运行pandoc --filter markdown-code-block.hs index.md会产生:

<h1 id="my-header">My header</h1>
<p>This is regular text. This is regular text.</p>
<blockquote>
<p>This is the first level of quoting.</p>
<blockquote>
<p>This is nested blockquote.</p>
</blockquote>
<p>Back to the first level.</p>
</blockquote>
<ul>
<li>Red</li>
<li>Green</li>
<li>Blue</li>
</ul>
<div class="sourceCode"><pre class="sourceCode haskell"><code class="sourceCode haskell"><span class="ot">main ::</span> <span class="dt">IO</span> ()</code></pre></div>

几乎就在那里!唯一不恰当的部分是HTML属性。

代码块元数据中的自定义HTML属性

以下过滤器可帮助您入门。当目标格式为web-script<script>时,它会将带有html类的代码块转换为HTML html5代码。

#!/usr/bin/env runhaskell
import Text.Pandoc.Builder
import Text.Pandoc.JSON

webFormats :: [String]
webFormats =
  [ "html"
  , "html5"
  ]

script :: String -> Block
script src = Para $ toList $ rawInline "html" ("<script type='application/javascript'>" <> src <> "</script>")

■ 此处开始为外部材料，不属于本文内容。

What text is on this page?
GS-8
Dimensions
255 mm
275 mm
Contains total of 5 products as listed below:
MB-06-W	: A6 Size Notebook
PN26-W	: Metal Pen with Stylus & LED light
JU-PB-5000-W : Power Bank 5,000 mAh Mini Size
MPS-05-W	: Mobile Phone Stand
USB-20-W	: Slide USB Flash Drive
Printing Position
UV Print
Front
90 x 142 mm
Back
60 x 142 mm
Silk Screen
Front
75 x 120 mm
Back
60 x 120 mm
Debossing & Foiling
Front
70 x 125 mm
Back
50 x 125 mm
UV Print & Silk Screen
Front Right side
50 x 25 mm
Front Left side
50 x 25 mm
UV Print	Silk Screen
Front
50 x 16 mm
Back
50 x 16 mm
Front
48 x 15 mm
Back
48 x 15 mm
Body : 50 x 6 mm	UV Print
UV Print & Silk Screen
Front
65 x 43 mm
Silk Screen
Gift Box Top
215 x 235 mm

injectScript :: Maybe Format -> Block -> IO Block
injectScript (Just (Format format)) cb@(CodeBlock (_id, classes, _namevals) contents) =
  if "web-script" `elem` classes then
    if format `elem` webFormats then
      return $ script contents
    else
      return Null
  else
    return cb
injectScript _ x = return x

main :: IO ()
main = toJSONFilter injectScript

最后一个区块中的data-id=test-123会在_namevals的键值对中出现,类型为[(String, String)]。您需要做的只是重构script以支持HTML属性的任意标记和键值对,并根据这些输入指定要生成的HTML。要查看输入文档的本机表示,请运行pandoc -t native index.md

[Header 1 ("my-header",[],[]) [Str "My",Space,Str "header"]
,CodeBlock ("",["as-markdown"],[]) "This is regular text. This is regular text."
,CodeBlock ("",["as-markdown"],[]) "> This is the first level of quoting.\n>\n> > This is nested blockquote.\n>\n> Back to the first level."
,CodeBlock ("",["as-markdown"],[("data-id","test-123")]) "+   Red\n+   Green\n+   Blue"
,Para [Str "To",Space,Str "ensure",Space,Str "regular",Space,Str "code",Space,Str "blocks",Space,Str "work",Space,Str "as",Space,Str "usual."]
,CodeBlock ("",["haskell"],[]) "main :: IO ()"]

如果您想要使用这些示例中的任何一个,那么它们都在我的pandoc-experiments存储库中。